Dicks Leon M T
Department of Microbiology, Stellenbosch University, Private Bag X1, Matieland, Stellenbosch 7602, South Africa.
Int J Mol Sci. 2025 Sep 17;26(18):9052. doi: 10.3390/ijms26189052.
Atherosclerosis (AS), the leading cause of cardiovascular disease (CVD), is the thickening and stiffening of arterial walls, mainly of coronary arteries, the aorta, and the internal carotid artery. Blood flow is restricted by the deposit of lipid-rich macrophages (foam cells), calcium, fibrin, and cellular debris into plaques on the inner lining (tunica intima) of arterial walls. Damaged endothelia become inflamed and accumulate macrophages, monocytes, granulocytes, and dendritic cells, which intensifies plaque formation and increases the risk of myocardial infarction (MI) and thrombosis. Many of the anatomical and physiological abnormalities in arterial walls can be linked to colonic bacteria that produce inflammation-inducing metabolites, e.g., succinate, fumarate, fatty acids (FAs), reactive oxygen species (ROS), lipopolysaccharides (LPS), and trimethylamine-N-oxide (TMAO). TMAO triggers platelet formation, inhibits the synthesis of bile acids (BAs), accelerates the formation of aortic lesions, and upregulates the expression of membrane glycoprotein CD36 (also known as platelet glycoprotein 4) on the surface of platelets and epithelial cells. The ability of internal mammary arteries (IMAs) to produce higher levels of apolipoprotein C-III (apo-CIII) and paraoxonase (PON), compared to coronary arteries, prevents plaque buildup. The tunica intima of IMAs is rich in heparin sulfate and endothelial nitric oxide synthase (eNOS). Increased production of NO relaxes VSMCs and suppresses GTP cyclohydrolase (GTPCH), which lowers blood pressure. Higher levels of prostacyclin (PG12) produced by IMAs inhibit platelet aggregation. IMAs are structurally different from coronary arteries by having a thinner, non-fenestrated, tunica intima without a prominent internal elastic lamina. These characteristics render IMAs ideal conduits in coronary artery bypass graft (CABG) surgery. This review provides information that may explain why IMAs are less affected by inflammatory reactions and more resilient to plaque formation.

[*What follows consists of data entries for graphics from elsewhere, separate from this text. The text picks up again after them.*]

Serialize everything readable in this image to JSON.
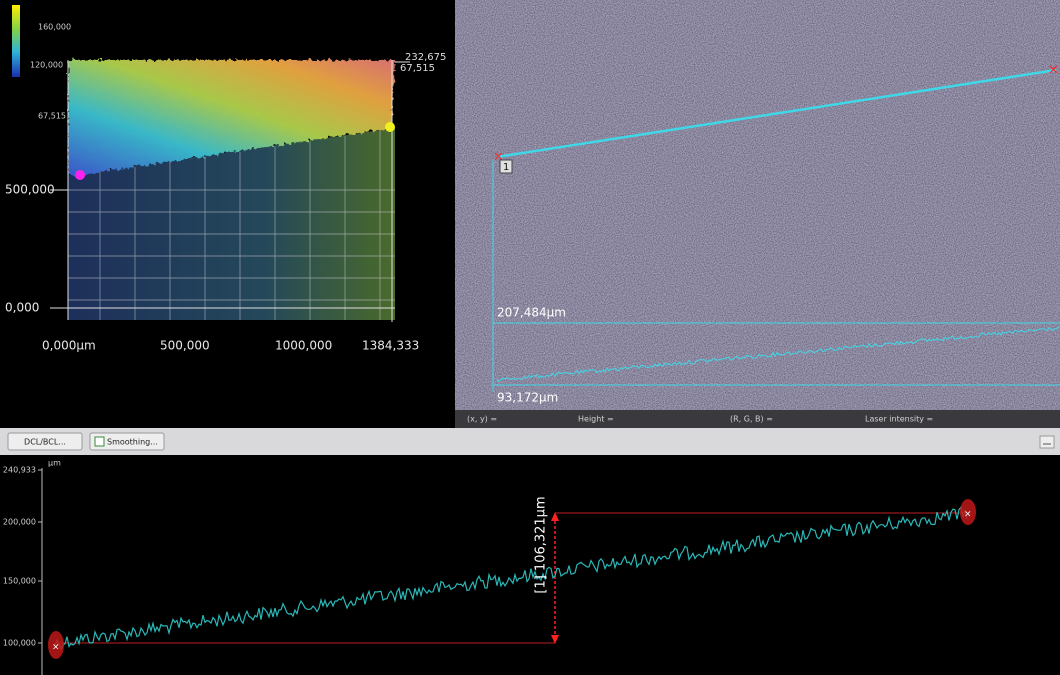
{
  "view3d": {
    "scale": [
      "160,000",
      "120,000",
      "67,515"
    ],
    "axis_labels": [
      "500,000",
      "0,000",
      "0,000µm",
      "500,000",
      "1000,000",
      "1384,333",
      "232,675",
      "67,515"
    ]
  },
  "image": {
    "line_number": "1",
    "max_label": "207,484µm",
    "min_label": "93,172µm"
  },
  "status_bar": [
    "(x, y) =",
    "Height =",
    "(R, G, B) =",
    "Laser intensity ="
  ],
  "toolbar": [
    "DCL/BCL...",
    "Smoothing..."
  ],
  "profile": {
    "unit": "µm",
    "y_labels": [
      "240,933",
      "200,000",
      "150,000",
      "100,000"
    ],
    "measurement": "[1] 106,321µm"
  }
}
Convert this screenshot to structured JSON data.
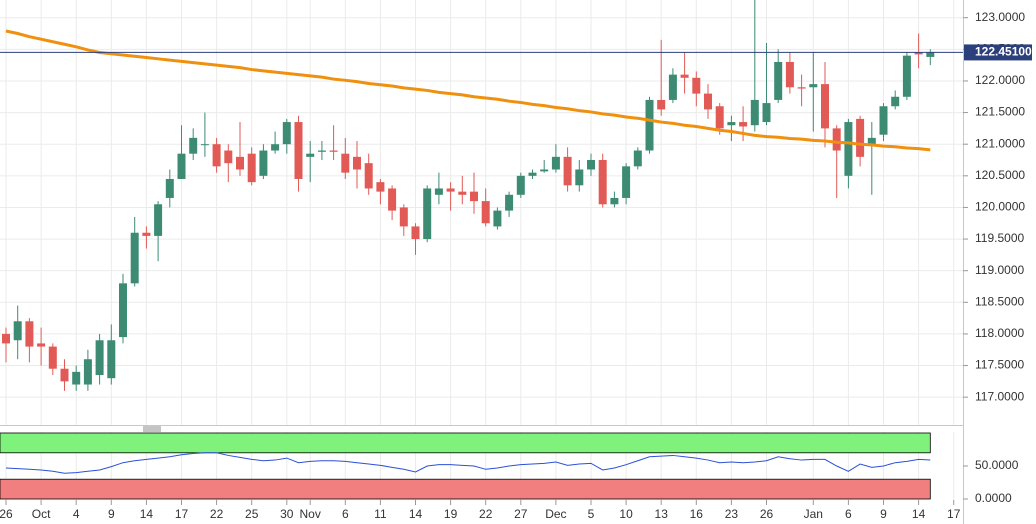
{
  "chart_data": {
    "type": "candlestick",
    "categories": [
      "26",
      null,
      null,
      "Oct",
      null,
      null,
      "4",
      null,
      null,
      "9",
      null,
      null,
      "14",
      null,
      null,
      "17",
      null,
      null,
      "22",
      null,
      null,
      "25",
      null,
      null,
      "30",
      null,
      "Nov",
      null,
      null,
      "6",
      null,
      null,
      "11",
      null,
      null,
      "14",
      null,
      null,
      "19",
      null,
      null,
      "22",
      null,
      null,
      "27",
      null,
      null,
      "Dec",
      null,
      null,
      "5",
      null,
      null,
      "10",
      null,
      null,
      "13",
      null,
      null,
      "16",
      null,
      null,
      "23",
      null,
      null,
      "26",
      null,
      null,
      null,
      "Jan",
      null,
      null,
      "6",
      null,
      null,
      "9",
      null,
      null,
      "14",
      null,
      null,
      "17"
    ],
    "open": [
      118.0,
      117.9,
      118.2,
      117.85,
      117.8,
      117.45,
      117.2,
      117.2,
      117.35,
      117.3,
      117.95,
      118.8,
      119.6,
      119.55,
      120.15,
      120.45,
      120.85,
      121.0,
      121.0,
      120.9,
      120.8,
      120.85,
      120.5,
      120.9,
      121.0,
      121.35,
      120.8,
      120.88,
      120.9,
      120.85,
      120.8,
      120.7,
      120.4,
      120.3,
      120.0,
      119.7,
      119.5,
      120.2,
      120.3,
      120.25,
      120.25,
      120.1,
      119.7,
      119.95,
      120.2,
      120.5,
      120.57,
      120.6,
      120.8,
      120.35,
      120.6,
      120.75,
      120.05,
      120.15,
      120.65,
      120.9,
      121.7,
      121.7,
      122.1,
      122.05,
      121.8,
      121.6,
      121.3,
      121.35,
      121.3,
      121.35,
      121.7,
      122.3,
      121.9,
      121.9,
      121.95,
      121.25,
      120.5,
      121.4,
      121.0,
      121.15,
      121.6,
      121.75,
      122.45,
      122.38,
      null,
      null
    ],
    "high": [
      118.1,
      118.45,
      118.25,
      118.1,
      117.85,
      117.6,
      117.5,
      117.75,
      118.0,
      118.15,
      118.95,
      119.85,
      119.7,
      120.1,
      120.6,
      121.3,
      121.25,
      121.5,
      121.1,
      121.0,
      121.35,
      120.95,
      121.0,
      121.2,
      121.4,
      121.45,
      121.05,
      121.05,
      121.3,
      121.1,
      121.05,
      120.85,
      120.45,
      120.35,
      120.05,
      119.75,
      120.35,
      120.55,
      120.4,
      120.5,
      120.55,
      120.3,
      120.0,
      120.25,
      120.55,
      120.6,
      120.75,
      121.0,
      120.95,
      120.75,
      120.85,
      120.85,
      120.25,
      120.7,
      120.95,
      121.75,
      122.65,
      122.2,
      122.45,
      122.15,
      121.95,
      121.65,
      121.45,
      121.6,
      123.28,
      122.6,
      122.5,
      122.45,
      122.1,
      122.45,
      122.3,
      121.3,
      121.4,
      121.45,
      121.35,
      121.65,
      121.85,
      122.45,
      122.75,
      122.5,
      null,
      null
    ],
    "low": [
      117.55,
      117.6,
      117.55,
      117.5,
      117.35,
      117.1,
      117.1,
      117.1,
      117.2,
      117.2,
      117.85,
      118.75,
      119.35,
      119.15,
      120.0,
      120.45,
      120.75,
      120.8,
      120.55,
      120.4,
      120.5,
      120.35,
      120.45,
      120.85,
      120.85,
      120.25,
      120.4,
      120.75,
      120.75,
      120.45,
      120.3,
      120.2,
      120.05,
      119.8,
      119.55,
      119.25,
      119.45,
      120.05,
      119.95,
      120.05,
      119.9,
      119.7,
      119.65,
      119.85,
      120.15,
      120.45,
      120.55,
      120.55,
      120.25,
      120.25,
      120.5,
      120.0,
      120.0,
      120.05,
      120.6,
      120.85,
      121.45,
      121.65,
      121.8,
      121.6,
      121.4,
      121.15,
      121.05,
      121.05,
      121.2,
      121.3,
      121.65,
      121.8,
      121.6,
      121.2,
      120.95,
      120.15,
      120.3,
      120.65,
      120.2,
      121.05,
      121.55,
      121.7,
      122.2,
      122.25,
      null,
      null
    ],
    "close": [
      117.85,
      118.2,
      117.8,
      117.8,
      117.45,
      117.25,
      117.4,
      117.6,
      117.9,
      117.9,
      118.8,
      119.6,
      119.55,
      120.05,
      120.45,
      120.85,
      121.1,
      121.0,
      120.65,
      120.7,
      120.6,
      120.4,
      120.9,
      121.0,
      121.35,
      120.45,
      120.85,
      120.9,
      120.88,
      120.55,
      120.6,
      120.3,
      120.25,
      119.95,
      119.7,
      119.5,
      120.3,
      120.3,
      120.25,
      120.2,
      120.1,
      119.75,
      119.95,
      120.2,
      120.5,
      120.55,
      120.6,
      120.8,
      120.35,
      120.6,
      120.75,
      120.05,
      120.15,
      120.65,
      120.9,
      121.7,
      121.55,
      122.1,
      122.05,
      121.8,
      121.55,
      121.25,
      121.35,
      121.28,
      121.7,
      121.65,
      122.3,
      121.9,
      121.88,
      121.95,
      121.25,
      120.9,
      121.35,
      120.8,
      121.1,
      121.6,
      121.75,
      122.4,
      122.42,
      122.451,
      null,
      null
    ],
    "up_color": "#3d8b73",
    "down_color": "#e15a55",
    "ylim": [
      116.56,
      123.28
    ],
    "yticks": [
      {
        "value": 117.0,
        "label": "117.0000"
      },
      {
        "value": 117.5,
        "label": "117.5000"
      },
      {
        "value": 118.0,
        "label": "118.0000"
      },
      {
        "value": 118.5,
        "label": "118.5000"
      },
      {
        "value": 119.0,
        "label": "119.0000"
      },
      {
        "value": 119.5,
        "label": "119.5000"
      },
      {
        "value": 120.0,
        "label": "120.0000"
      },
      {
        "value": 120.5,
        "label": "120.5000"
      },
      {
        "value": 121.0,
        "label": "121.0000"
      },
      {
        "value": 121.5,
        "label": "121.5000"
      },
      {
        "value": 122.0,
        "label": "122.0000"
      },
      {
        "value": 122.5,
        "label": "122.5000"
      },
      {
        "value": 123.0,
        "label": "123.0000"
      }
    ],
    "grid": true,
    "moving_average": {
      "color": "#f0900f",
      "values": [
        122.79,
        122.75,
        122.7,
        122.66,
        122.62,
        122.58,
        122.54,
        122.49,
        122.45,
        122.43,
        122.41,
        122.39,
        122.37,
        122.35,
        122.33,
        122.31,
        122.29,
        122.27,
        122.25,
        122.23,
        122.21,
        122.18,
        122.16,
        122.14,
        122.12,
        122.1,
        122.08,
        122.06,
        122.03,
        122.01,
        121.99,
        121.96,
        121.94,
        121.92,
        121.89,
        121.87,
        121.85,
        121.82,
        121.8,
        121.78,
        121.75,
        121.73,
        121.71,
        121.68,
        121.66,
        121.63,
        121.61,
        121.58,
        121.56,
        121.53,
        121.51,
        121.48,
        121.46,
        121.43,
        121.41,
        121.38,
        121.35,
        121.33,
        121.3,
        121.28,
        121.25,
        121.22,
        121.2,
        121.17,
        121.14,
        121.12,
        121.11,
        121.09,
        121.08,
        121.06,
        121.05,
        121.03,
        121.02,
        121.0,
        120.99,
        120.97,
        120.96,
        120.94,
        120.93,
        120.91,
        null,
        null
      ]
    },
    "last_price": {
      "value": 122.451,
      "label": "122.45100",
      "color": "#2b3f7c"
    },
    "rsi": {
      "color": "#2b50d8",
      "values": [
        47,
        46,
        45,
        44,
        42,
        39,
        40,
        42,
        44,
        49,
        55,
        58,
        60,
        62,
        64,
        67,
        69,
        70,
        70,
        66,
        63,
        60,
        58,
        59,
        62,
        55,
        57,
        58,
        58,
        57,
        55,
        53,
        51,
        48,
        45,
        41,
        50,
        52,
        52,
        51,
        50,
        45,
        47,
        50,
        52,
        53,
        54,
        56,
        51,
        53,
        54,
        44,
        47,
        52,
        58,
        64,
        65,
        66,
        64,
        62,
        59,
        55,
        56,
        55,
        56,
        58,
        64,
        61,
        59,
        60,
        60,
        50,
        42,
        53,
        48,
        50,
        55,
        57,
        60,
        59,
        null,
        null
      ],
      "ylim": [
        0,
        100
      ],
      "yticks": [
        {
          "value": 50,
          "label": "50.0000"
        },
        {
          "value": 0,
          "label": "0.0000"
        }
      ],
      "overbought": 70,
      "oversold": 30,
      "overbought_color": "#7ef27a",
      "oversold_color": "#f27f7f"
    }
  }
}
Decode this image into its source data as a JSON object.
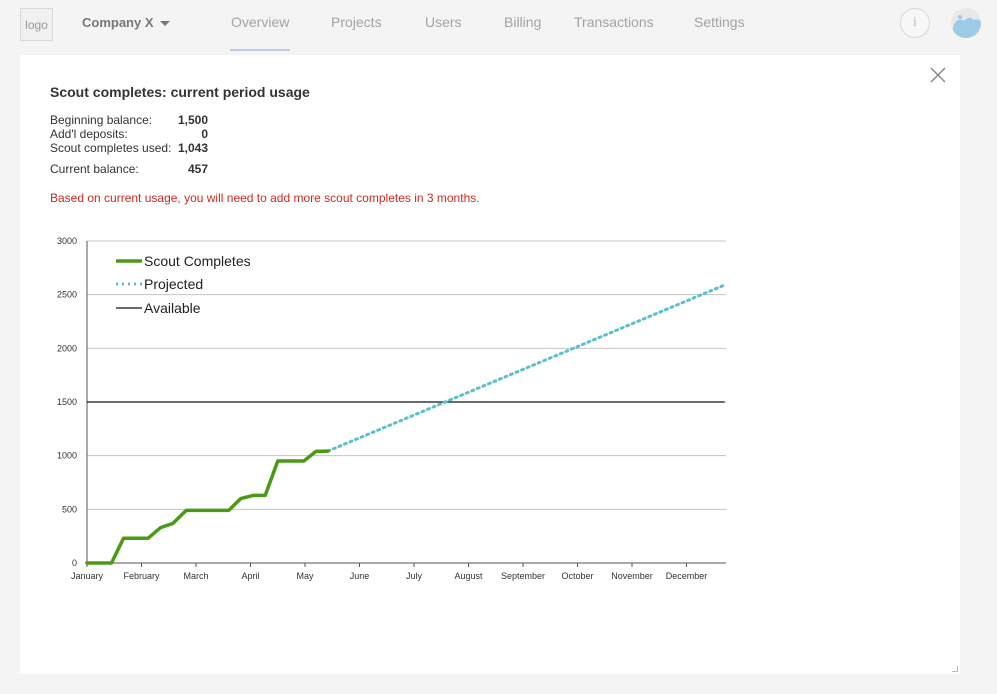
{
  "header": {
    "logo_text": "logo",
    "company_name": "Company X",
    "nav": [
      {
        "label": "Overview",
        "active": true
      },
      {
        "label": "Projects",
        "active": false
      },
      {
        "label": "Users",
        "active": false
      },
      {
        "label": "Billing",
        "active": false
      },
      {
        "label": "Transactions",
        "active": false
      },
      {
        "label": "Settings",
        "active": false
      }
    ],
    "info_label": "i",
    "accent_color": "#b5cfe8"
  },
  "panel": {
    "title": "Scout completes: current period usage",
    "stats": [
      {
        "label": "Beginning balance:",
        "value": "1,500"
      },
      {
        "label": "Add'l deposits:",
        "value": "0"
      },
      {
        "label": "Scout completes used:",
        "value": "1,043"
      },
      {
        "label": "Current balance:",
        "value": "457"
      }
    ],
    "warning": "Based on current usage, you will need to add more scout completes in 3 months.",
    "warning_color": "#cc2a22"
  },
  "chart_data": {
    "type": "line",
    "x_categories": [
      "January",
      "February",
      "March",
      "April",
      "May",
      "June",
      "July",
      "August",
      "September",
      "October",
      "November",
      "December"
    ],
    "ylim": [
      0,
      3000
    ],
    "y_ticks": [
      0,
      500,
      1000,
      1500,
      2000,
      2500,
      3000
    ],
    "grid": true,
    "legend_position": "top-left",
    "series": [
      {
        "name": "Scout Completes",
        "style": "solid",
        "color": "#4a9a16",
        "points": [
          [
            0,
            0
          ],
          [
            0.45,
            0
          ],
          [
            0.67,
            230
          ],
          [
            1.12,
            230
          ],
          [
            1.35,
            330
          ],
          [
            1.58,
            370
          ],
          [
            1.82,
            490
          ],
          [
            2.6,
            490
          ],
          [
            2.82,
            600
          ],
          [
            3.05,
            630
          ],
          [
            3.27,
            630
          ],
          [
            3.5,
            950
          ],
          [
            3.98,
            950
          ],
          [
            4.2,
            1040
          ],
          [
            4.42,
            1043
          ]
        ]
      },
      {
        "name": "Projected",
        "style": "dotted",
        "color": "#5bc0cc",
        "points": [
          [
            4.42,
            1043
          ],
          [
            11.7,
            2590
          ]
        ]
      },
      {
        "name": "Available",
        "style": "solid",
        "color": "#111111",
        "points": [
          [
            0,
            1500
          ],
          [
            11.7,
            1500
          ]
        ]
      }
    ]
  }
}
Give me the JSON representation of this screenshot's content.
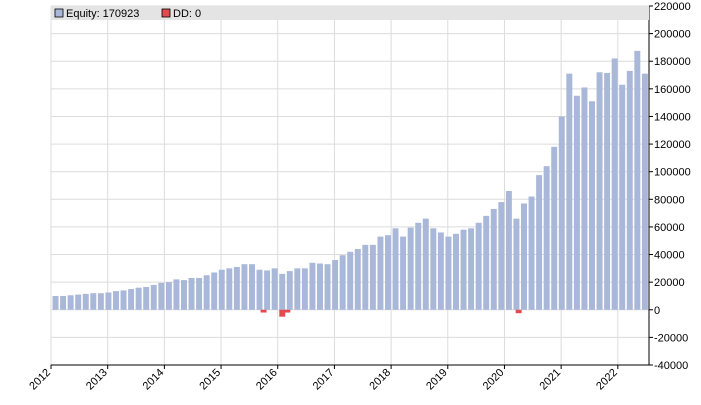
{
  "chart_data": {
    "type": "bar",
    "title": "",
    "xlabel": "",
    "ylabel": "",
    "ylim": [
      -40000,
      220000
    ],
    "y_ticks": [
      -40000,
      -20000,
      0,
      20000,
      40000,
      60000,
      80000,
      100000,
      120000,
      140000,
      160000,
      180000,
      200000,
      220000
    ],
    "y_tick_labels": [
      "-40000",
      "-20000",
      "0",
      "20000",
      "40000",
      "60000",
      "80000",
      "100000",
      "120000",
      "140000",
      "160000",
      "180000",
      "200000",
      "220000"
    ],
    "x_range": [
      2012.0,
      2022.55
    ],
    "x_ticks": [
      2012,
      2013,
      2014,
      2015,
      2016,
      2017,
      2018,
      2019,
      2020,
      2021,
      2022
    ],
    "x_tick_labels": [
      "2012",
      "2013",
      "2014",
      "2015",
      "2016",
      "2017",
      "2018",
      "2019",
      "2020",
      "2021",
      "2022"
    ],
    "grid": true,
    "legend_position": "top-left",
    "series": [
      {
        "name": "Equity: 170923",
        "color": "#a9b7d9",
        "values": [
          10000,
          10000,
          10500,
          11000,
          11500,
          12000,
          12000,
          12500,
          13500,
          14000,
          15000,
          16000,
          16500,
          18000,
          19500,
          20000,
          22000,
          21500,
          23000,
          23000,
          25000,
          27000,
          29000,
          30000,
          31000,
          33000,
          33000,
          29000,
          28500,
          30000,
          26000,
          28000,
          30000,
          30000,
          34000,
          33500,
          33000,
          36000,
          39500,
          42000,
          44000,
          47000,
          47000,
          53000,
          54000,
          59000,
          53000,
          59500,
          63000,
          66000,
          59000,
          56000,
          53000,
          55000,
          58000,
          59000,
          63000,
          68000,
          73000,
          78000,
          86000,
          66000,
          77000,
          82000,
          97500,
          104000,
          118000,
          140000,
          171000,
          155000,
          161000,
          151000,
          172000,
          171500,
          182000,
          163000,
          173000,
          187500,
          171000
        ]
      },
      {
        "name": "DD: 0",
        "color": "#e34a4f",
        "points": [
          {
            "x": 2015.75,
            "value": -2000
          },
          {
            "x": 2016.08,
            "value": -5000
          },
          {
            "x": 2016.17,
            "value": -2000
          },
          {
            "x": 2020.25,
            "value": -2500
          }
        ]
      }
    ],
    "equity_start": 2012.08,
    "equity_step": 0.1333
  },
  "legend": {
    "equity_label": "Equity: 170923",
    "dd_label": "DD: 0"
  }
}
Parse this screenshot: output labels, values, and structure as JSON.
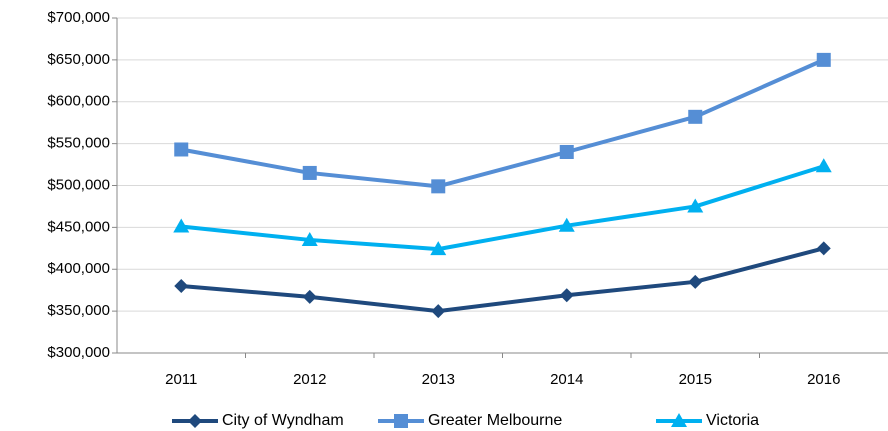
{
  "chart_data": {
    "type": "line",
    "categories": [
      "2011",
      "2012",
      "2013",
      "2014",
      "2015",
      "2016"
    ],
    "series": [
      {
        "name": "City of Wyndham",
        "color": "#1f497d",
        "marker": "diamond",
        "values": [
          380000,
          367000,
          350000,
          369000,
          385000,
          425000
        ]
      },
      {
        "name": "Greater Melbourne",
        "color": "#558ed5",
        "marker": "square",
        "values": [
          543000,
          515000,
          499000,
          540000,
          582000,
          650000
        ]
      },
      {
        "name": "Victoria",
        "color": "#00b0f0",
        "marker": "triangle",
        "values": [
          451000,
          435000,
          424000,
          452000,
          475000,
          523000
        ]
      }
    ],
    "ylim": [
      300000,
      700000
    ],
    "yticks": [
      {
        "value": 300000,
        "label": "$300,000"
      },
      {
        "value": 350000,
        "label": "$350,000"
      },
      {
        "value": 400000,
        "label": "$400,000"
      },
      {
        "value": 450000,
        "label": "$450,000"
      },
      {
        "value": 500000,
        "label": "$500,000"
      },
      {
        "value": 550000,
        "label": "$550,000"
      },
      {
        "value": 600000,
        "label": "$600,000"
      },
      {
        "value": 650000,
        "label": "$650,000"
      },
      {
        "value": 700000,
        "label": "$700,000"
      }
    ],
    "grid": true,
    "legend": "bottom"
  }
}
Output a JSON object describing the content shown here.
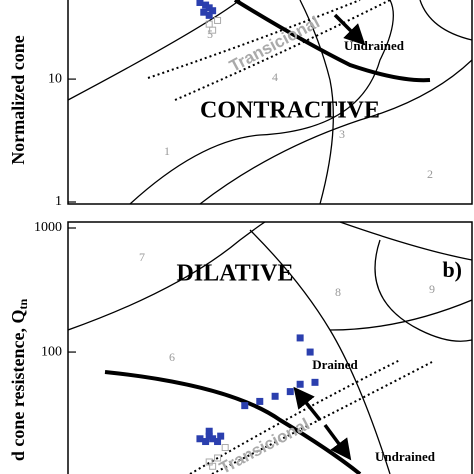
{
  "chart_data": [
    {
      "type": "scatter",
      "y_label": "Normalized cone",
      "log_y": true,
      "log_x": true,
      "xlim": [
        0.1,
        10
      ],
      "ylim": [
        1,
        44
      ],
      "yticks": [
        1,
        10
      ],
      "annotations": [
        "Undrained",
        "Transicional",
        "CONTRACTIVE",
        "1",
        "2",
        "3",
        "4",
        "5"
      ],
      "series": [
        {
          "name": "blue",
          "color": "#2b3fae",
          "filled": true,
          "x": [
            0.45,
            0.48,
            0.5,
            0.52,
            0.47,
            0.5
          ],
          "values": [
            42,
            40,
            38,
            36,
            35,
            33
          ]
        },
        {
          "name": "gray",
          "color": "#aaaaaa",
          "filled": false,
          "x": [
            0.5,
            0.52,
            0.55
          ],
          "values": [
            28,
            25,
            30
          ]
        }
      ]
    },
    {
      "type": "scatter",
      "y_label": "d cone resistence, Q",
      "y_label_sub": "tn",
      "panel_label": "b)",
      "log_y": true,
      "log_x": true,
      "xlim": [
        0.1,
        10
      ],
      "ylim": [
        10.4,
        1000
      ],
      "yticks": [
        100,
        1000
      ],
      "annotations": [
        "DILATIVE",
        "Drained",
        "Undrained",
        "Transicional",
        "6",
        "7",
        "8",
        "9"
      ],
      "series": [
        {
          "name": "blue",
          "color": "#2b3fae",
          "filled": true,
          "x": [
            0.45,
            0.48,
            0.5,
            0.52,
            0.55,
            0.57,
            0.5,
            0.75,
            0.89,
            1.06,
            1.26,
            1.41,
            1.67,
            1.41,
            1.58
          ],
          "values": [
            20,
            19,
            21,
            20,
            19,
            21,
            23,
            37,
            40,
            44,
            48,
            55,
            57,
            130,
            100
          ]
        },
        {
          "name": "gray",
          "color": "#aaaaaa",
          "filled": false,
          "x": [
            0.5,
            0.55,
            0.6,
            0.52
          ],
          "values": [
            13,
            14,
            17,
            12
          ]
        }
      ]
    }
  ]
}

动脉粥样硬化(AS)是心血管疾病(CVD)的主要病因,表现为动脉壁增厚和变硬,主要累及冠状动脉、主动脉和颈内动脉。富含脂质的巨噬细胞(泡沫细胞)、钙、纤维蛋白和细胞碎片沉积在动脉壁内膜(内膜层)的斑块中,限制了血流。受损的内皮细胞发炎,积聚巨噬细胞、单核细胞、粒细胞和树突状细胞,这加剧了斑块形成,并增加了心肌梗死(MI)和血栓形成的风险。动脉壁中的许多解剖和生理异常可与产生炎症诱导代谢物的结肠细菌相关联,例如琥珀酸盐、富马酸盐、脂肪酸(FAs)、活性氧(ROS)、脂多糖(LPS)和三甲胺 - N - 氧化物(TMAO)。TMAO触发血小板形成,抑制胆汁酸(BAs)的合成,加速主动脉病变的形成,并上调血小板和上皮细胞表面膜糖蛋白CD36(也称为血小板糖蛋白4)的表达。与冠状动脉相比,乳内动脉(IMA)产生更高水平载脂蛋白C - III(apo - CIII)和对氧磷酶(PON)的能力可防止斑块形成。IMA的内膜富含硫酸乙酰肝素和内皮型一氧化氮合酶(eNOS)。一氧化氮产量增加可使血管平滑肌细胞(VSMC)舒张并抑制鸟苷三磷酸环水解酶(GTPCH),从而降低血压。IMA产生的较高水平前列环素(PGI2)可抑制血小板聚集。IMA在结构上与冠状动脉不同,其内膜较薄、无窗孔且无明显的内弹性膜。这些特性使IMA成为冠状动脉旁路移植术(CABG)中理想的血管。本综述提供的信息可能解释了为什么IMA受炎症反应影响较小且对斑块形成更具抵抗力。